Romarco Minerals had hoped to be producing gold bars from a mining site in Kershaw this year. But gaining the approval from a variety of local, state and federal agencies has slowed the process.
While company officials may lament the delay, anyone living around the historic Haile gold mine site and anyone concerned about the potential environmental impact of the operation should welcome the close scrutiny.
Romarco’s plan for the site in southeastern Lancaster County is to make it the largest gold mine east of the Mississippi River in terms of gold produced. The company expects to employ about 500 construction workers and 300 permanent workers during the lifetime of the mine over the next two decades.

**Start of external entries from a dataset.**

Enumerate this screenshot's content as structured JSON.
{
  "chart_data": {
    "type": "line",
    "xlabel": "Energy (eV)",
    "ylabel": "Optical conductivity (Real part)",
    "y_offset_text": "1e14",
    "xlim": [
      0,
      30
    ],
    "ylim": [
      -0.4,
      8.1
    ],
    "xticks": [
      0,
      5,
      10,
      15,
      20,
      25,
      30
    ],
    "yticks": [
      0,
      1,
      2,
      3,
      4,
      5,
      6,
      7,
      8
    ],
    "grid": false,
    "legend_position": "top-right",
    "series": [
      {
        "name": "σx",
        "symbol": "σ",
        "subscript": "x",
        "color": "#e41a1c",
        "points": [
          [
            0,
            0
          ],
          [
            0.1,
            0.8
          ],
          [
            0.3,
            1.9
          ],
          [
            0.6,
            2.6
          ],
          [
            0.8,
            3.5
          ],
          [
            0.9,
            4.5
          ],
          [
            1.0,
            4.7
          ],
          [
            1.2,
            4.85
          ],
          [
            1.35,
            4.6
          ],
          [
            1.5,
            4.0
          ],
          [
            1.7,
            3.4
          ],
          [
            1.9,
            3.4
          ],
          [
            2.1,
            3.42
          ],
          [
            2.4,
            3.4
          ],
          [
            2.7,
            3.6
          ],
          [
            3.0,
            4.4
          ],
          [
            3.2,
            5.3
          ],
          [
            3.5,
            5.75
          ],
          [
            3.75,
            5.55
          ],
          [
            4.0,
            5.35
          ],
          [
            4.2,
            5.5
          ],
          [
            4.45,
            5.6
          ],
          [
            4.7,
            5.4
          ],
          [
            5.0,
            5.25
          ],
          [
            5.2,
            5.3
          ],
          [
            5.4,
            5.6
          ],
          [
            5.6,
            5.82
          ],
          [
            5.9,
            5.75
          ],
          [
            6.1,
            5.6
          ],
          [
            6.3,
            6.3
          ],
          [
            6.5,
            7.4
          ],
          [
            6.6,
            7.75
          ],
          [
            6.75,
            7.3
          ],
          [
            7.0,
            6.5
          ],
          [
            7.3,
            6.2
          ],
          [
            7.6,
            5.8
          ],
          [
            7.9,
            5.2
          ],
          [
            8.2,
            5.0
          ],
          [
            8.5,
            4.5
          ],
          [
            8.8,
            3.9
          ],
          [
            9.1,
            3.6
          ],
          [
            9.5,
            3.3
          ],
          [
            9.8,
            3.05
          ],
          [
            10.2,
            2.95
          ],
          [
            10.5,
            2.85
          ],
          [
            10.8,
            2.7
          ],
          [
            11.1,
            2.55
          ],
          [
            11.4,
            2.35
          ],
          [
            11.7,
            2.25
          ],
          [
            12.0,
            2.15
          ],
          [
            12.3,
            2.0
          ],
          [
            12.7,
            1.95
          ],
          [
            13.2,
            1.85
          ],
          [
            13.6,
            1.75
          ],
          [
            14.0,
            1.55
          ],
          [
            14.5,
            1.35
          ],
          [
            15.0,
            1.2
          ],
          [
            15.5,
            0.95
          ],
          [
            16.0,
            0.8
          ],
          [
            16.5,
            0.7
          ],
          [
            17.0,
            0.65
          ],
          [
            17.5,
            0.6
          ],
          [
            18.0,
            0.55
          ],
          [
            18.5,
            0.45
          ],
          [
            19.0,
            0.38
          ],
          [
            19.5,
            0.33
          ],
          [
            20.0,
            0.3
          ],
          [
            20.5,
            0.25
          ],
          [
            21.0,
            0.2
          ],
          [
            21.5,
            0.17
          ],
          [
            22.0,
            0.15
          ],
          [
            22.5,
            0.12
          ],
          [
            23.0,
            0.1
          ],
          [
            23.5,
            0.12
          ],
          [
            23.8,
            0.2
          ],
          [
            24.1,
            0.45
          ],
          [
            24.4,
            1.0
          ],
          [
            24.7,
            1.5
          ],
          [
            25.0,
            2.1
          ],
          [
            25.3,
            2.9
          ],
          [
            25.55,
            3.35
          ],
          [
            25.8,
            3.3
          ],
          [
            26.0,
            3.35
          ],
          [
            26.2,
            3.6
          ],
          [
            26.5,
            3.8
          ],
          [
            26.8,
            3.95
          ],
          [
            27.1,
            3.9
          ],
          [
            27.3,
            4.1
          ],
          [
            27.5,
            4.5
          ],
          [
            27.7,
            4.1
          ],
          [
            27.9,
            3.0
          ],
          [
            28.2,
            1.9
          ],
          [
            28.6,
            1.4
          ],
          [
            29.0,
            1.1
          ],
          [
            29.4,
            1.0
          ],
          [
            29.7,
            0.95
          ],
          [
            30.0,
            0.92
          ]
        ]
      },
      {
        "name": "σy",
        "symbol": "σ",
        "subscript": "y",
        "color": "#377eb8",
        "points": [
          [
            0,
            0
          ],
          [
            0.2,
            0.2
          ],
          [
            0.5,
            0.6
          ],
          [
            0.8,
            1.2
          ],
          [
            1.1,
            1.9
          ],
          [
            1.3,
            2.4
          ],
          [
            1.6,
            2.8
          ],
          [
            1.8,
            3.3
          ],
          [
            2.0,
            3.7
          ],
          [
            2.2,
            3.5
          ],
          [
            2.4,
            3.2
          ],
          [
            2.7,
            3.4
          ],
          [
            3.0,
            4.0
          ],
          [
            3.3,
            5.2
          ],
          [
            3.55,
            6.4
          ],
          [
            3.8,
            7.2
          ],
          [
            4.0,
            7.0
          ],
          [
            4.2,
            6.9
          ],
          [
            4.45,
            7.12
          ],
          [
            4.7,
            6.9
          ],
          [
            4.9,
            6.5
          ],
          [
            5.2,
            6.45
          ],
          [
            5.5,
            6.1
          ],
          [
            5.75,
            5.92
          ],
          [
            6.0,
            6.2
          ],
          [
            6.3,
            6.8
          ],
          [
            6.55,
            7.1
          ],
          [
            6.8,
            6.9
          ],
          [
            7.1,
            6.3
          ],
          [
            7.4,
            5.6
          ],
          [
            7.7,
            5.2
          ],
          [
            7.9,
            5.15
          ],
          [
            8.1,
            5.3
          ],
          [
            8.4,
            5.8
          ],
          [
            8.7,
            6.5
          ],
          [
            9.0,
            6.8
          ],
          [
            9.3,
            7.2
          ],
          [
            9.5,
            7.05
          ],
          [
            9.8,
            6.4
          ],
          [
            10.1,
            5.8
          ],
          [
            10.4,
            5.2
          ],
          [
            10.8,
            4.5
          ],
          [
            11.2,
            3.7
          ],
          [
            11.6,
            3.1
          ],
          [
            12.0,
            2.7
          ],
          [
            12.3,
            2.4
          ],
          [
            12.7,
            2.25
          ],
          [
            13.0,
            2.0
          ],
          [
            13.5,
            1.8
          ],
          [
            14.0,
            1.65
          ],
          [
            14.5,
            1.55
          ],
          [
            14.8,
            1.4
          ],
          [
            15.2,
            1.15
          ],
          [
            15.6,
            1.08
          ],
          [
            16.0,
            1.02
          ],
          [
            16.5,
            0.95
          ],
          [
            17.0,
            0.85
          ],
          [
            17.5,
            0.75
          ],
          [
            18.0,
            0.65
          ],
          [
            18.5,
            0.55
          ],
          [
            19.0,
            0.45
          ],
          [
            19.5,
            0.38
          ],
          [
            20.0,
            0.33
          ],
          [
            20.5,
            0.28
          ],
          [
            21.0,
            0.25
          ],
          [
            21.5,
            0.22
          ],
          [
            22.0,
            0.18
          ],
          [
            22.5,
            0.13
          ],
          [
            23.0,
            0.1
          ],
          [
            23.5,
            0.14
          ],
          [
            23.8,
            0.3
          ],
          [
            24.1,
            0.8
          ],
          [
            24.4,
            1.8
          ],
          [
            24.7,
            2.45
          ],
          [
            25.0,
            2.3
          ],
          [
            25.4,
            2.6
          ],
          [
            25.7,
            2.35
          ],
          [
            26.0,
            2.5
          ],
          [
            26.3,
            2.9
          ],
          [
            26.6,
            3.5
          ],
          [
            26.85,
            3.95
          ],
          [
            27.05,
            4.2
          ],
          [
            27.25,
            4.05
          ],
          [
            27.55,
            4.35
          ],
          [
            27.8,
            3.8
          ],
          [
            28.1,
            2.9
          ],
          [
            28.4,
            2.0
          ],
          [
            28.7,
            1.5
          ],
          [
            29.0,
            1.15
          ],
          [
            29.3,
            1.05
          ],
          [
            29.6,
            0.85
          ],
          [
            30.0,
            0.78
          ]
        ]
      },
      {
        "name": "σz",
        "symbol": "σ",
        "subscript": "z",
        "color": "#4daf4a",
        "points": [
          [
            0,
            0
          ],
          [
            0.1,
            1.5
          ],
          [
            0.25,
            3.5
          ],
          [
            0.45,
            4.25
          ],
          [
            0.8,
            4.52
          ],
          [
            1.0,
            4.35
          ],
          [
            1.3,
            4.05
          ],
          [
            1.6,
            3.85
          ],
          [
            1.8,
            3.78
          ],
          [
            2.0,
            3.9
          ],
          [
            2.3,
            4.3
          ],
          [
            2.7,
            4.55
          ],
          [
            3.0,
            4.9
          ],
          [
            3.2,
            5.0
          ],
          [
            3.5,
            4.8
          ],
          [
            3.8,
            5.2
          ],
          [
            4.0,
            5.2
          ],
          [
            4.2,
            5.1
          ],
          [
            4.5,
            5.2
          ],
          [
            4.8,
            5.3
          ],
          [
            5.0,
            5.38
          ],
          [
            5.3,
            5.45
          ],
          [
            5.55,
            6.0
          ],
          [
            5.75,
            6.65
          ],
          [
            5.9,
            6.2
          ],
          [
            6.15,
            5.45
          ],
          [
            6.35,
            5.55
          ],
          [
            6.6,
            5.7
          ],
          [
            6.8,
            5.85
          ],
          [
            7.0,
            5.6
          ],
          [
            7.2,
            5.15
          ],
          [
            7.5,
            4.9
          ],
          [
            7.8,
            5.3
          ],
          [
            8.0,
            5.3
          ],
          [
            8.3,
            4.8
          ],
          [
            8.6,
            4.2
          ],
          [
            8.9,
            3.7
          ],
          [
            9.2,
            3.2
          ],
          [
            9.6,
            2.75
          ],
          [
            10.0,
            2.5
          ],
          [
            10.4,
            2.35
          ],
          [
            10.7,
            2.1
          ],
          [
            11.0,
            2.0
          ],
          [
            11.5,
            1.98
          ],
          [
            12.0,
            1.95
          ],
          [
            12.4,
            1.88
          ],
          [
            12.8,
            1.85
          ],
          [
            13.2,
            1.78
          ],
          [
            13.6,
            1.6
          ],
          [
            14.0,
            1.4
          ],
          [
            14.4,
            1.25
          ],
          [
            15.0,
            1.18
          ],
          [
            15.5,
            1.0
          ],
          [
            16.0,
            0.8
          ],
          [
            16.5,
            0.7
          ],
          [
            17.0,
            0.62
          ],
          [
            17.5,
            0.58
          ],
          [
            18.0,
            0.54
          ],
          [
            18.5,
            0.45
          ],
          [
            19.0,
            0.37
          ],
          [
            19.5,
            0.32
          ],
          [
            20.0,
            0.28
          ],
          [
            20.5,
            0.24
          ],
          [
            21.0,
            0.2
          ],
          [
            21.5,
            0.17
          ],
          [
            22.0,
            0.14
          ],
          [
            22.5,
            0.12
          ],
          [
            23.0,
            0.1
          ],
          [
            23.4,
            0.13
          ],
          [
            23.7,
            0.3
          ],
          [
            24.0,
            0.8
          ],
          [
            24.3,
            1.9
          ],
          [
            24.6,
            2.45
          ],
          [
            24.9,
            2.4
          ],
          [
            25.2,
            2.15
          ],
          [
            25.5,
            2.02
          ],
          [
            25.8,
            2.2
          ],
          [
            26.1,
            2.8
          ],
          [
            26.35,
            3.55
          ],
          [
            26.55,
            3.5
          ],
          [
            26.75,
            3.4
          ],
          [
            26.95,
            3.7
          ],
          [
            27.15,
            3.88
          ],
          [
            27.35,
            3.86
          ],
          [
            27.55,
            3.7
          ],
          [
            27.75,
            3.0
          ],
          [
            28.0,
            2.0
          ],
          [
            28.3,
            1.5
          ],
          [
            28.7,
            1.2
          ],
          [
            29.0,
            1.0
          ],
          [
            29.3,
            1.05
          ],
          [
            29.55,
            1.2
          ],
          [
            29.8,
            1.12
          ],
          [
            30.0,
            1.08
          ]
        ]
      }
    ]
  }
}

The job prospects for Kershaw are promising. But gold mining also can be devastating to the environment if not carefully controlled.
Gold mining is, by nature, a messy and destructive process. Machinery digs rocks from pits up to 840 feet deep. Trucks then haul the gold-bearing rock to a mill where it is crushed and ground into a fine silt.
The silt is pumped into tanks where it is exposed to cyanide, a deadly chemical that separates the crushed gold from the crushed rock. The separated gold is refined, dried and smelted into gold bars.
But the silt and toxic chemicals are stored in waste ponds that could affect groundwater, wildlife and nearby wetlands and creeks. As a result of environmental concerns when plans for the mine surfaced in 2011, the S.C. Department of Natural Resources urged that wetlands and water quality permits not be issued until more study could be done on the Haile site.
The DNR request was sent to both the U.S. Army Corps of Engineers and the S.C. Department of Health and Enviromental Control, which must issue the permits. The Corps of Engineers study is still ongoing.
Before mining can begin, Romarco needs final approval from the Corps; a land use permit from Lancaster County; permits from DHEC for mine operations, air quality, solid waste disposal and stormwater; National Pollution Discharge Elimination System permits for wastewater treatment and discharge, drinking watere, mine reclamation and dam construction; and federal permits for dredging and filling of wetlands, and wetland/stream mitigation.
That’s a lot of red tape. And those eager to see the minining operation begin might say too much red tape.
But we think the oversight is justified. Romarco owns more than 8,000 acres at the Haile site, and this operation would affect wetlands and creeks in the area. If concentrations of cyanide in the tailings are too high, wildlife could be at risk.
If Romarco can meet the standards of these agencies, residents will have some assurance that the environment will be protected. But there is no need to rush the process.